Yeah, it’s a crying shame no one came up with a system whereby we could casually inject Ajax into traditional web applications without negatively affecting browsers that don’t support it. We could call it “degradable Ajax” and could write entire books about it.
With AIR, XAML, etc. the “web app” side of things is coming closer to the desktop, and of course more desktop components support web-like functionality. So it seems futile to say that any given app will never be a web app.
I wish the article went into some more fundamental limits, i.e. we know that network latency limits mean that loops which have to run more than a few times a second will never be possible to implement in a client-server fashion. Therefore certain highly interactive features (say dragging and dropping) have to occur in the client, whether that be javascript or C++.
In other words maybe its not about which applications will become web apps, but about which layers and aspects of apps will occur on clients and which on servers.
“If this article had been written just a few short years ago, I might have used an e-mail application as the ridiculous example of when not to use JavaScript, instead of Halo.
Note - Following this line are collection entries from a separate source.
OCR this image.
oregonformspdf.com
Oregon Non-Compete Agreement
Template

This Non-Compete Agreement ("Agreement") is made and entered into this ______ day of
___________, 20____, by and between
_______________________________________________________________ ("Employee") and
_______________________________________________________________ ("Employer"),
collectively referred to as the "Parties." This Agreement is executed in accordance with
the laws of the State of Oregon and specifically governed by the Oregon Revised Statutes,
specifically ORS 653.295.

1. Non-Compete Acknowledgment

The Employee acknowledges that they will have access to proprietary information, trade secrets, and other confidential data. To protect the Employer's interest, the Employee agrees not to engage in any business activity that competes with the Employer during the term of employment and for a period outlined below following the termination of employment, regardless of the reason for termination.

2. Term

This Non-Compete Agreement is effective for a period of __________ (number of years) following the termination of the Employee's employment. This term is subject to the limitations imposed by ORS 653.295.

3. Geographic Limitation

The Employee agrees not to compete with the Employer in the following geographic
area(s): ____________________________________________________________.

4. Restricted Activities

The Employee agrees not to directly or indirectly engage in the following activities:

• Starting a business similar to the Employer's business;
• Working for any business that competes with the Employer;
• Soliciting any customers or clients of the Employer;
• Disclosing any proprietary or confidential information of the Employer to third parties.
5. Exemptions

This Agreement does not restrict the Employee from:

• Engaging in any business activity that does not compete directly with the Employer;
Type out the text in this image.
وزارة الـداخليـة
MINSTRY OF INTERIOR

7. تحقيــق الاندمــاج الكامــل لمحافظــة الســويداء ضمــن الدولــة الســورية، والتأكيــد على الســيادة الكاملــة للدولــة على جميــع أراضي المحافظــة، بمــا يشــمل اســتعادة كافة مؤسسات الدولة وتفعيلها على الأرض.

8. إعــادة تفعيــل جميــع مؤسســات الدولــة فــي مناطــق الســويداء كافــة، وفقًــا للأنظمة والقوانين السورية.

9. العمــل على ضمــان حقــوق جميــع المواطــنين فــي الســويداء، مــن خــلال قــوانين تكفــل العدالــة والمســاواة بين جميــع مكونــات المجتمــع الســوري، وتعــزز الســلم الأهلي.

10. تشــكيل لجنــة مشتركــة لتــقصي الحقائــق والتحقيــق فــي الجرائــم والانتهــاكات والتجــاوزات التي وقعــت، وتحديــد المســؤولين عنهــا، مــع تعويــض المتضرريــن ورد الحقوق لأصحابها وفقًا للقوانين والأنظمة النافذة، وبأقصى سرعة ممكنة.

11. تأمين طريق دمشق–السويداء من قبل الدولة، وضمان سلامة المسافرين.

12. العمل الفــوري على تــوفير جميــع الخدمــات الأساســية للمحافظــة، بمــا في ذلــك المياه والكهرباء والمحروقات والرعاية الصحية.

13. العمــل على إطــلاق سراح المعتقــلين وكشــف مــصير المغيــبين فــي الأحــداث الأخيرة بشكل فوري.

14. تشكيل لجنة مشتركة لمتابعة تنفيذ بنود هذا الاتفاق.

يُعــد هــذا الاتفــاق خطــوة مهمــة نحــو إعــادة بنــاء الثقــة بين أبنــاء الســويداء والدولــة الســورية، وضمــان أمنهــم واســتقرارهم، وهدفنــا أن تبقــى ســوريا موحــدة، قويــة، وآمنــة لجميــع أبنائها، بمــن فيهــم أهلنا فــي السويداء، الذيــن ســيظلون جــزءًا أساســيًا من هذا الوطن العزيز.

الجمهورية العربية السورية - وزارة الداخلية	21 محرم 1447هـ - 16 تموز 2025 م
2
But Gmail has pushed through that barrier. ”
People tend to forget history. In 1999 Microsoft created the XMLHttpRequest object in Internet Explorer 5 and used it for the Outlook Web Access supplied with the Microsoft Exchange Server 2000.
That was the first e-mail application taking advantage of Ajax.
It’s absurd to say that media-intensive, or any other applications ‘don’t belong’ on the web. If your users are willing to install the Flash plugin, why not? Oh! the video editing doesn’t work in Lynx… how dare they?!
Bub: You are hilarious. ;) I completely agree with you. The line has to be drawn somewhere.
A few orders of magnitude better than the similar article he wrote on Perl a few days ago, but still not very insightful reading.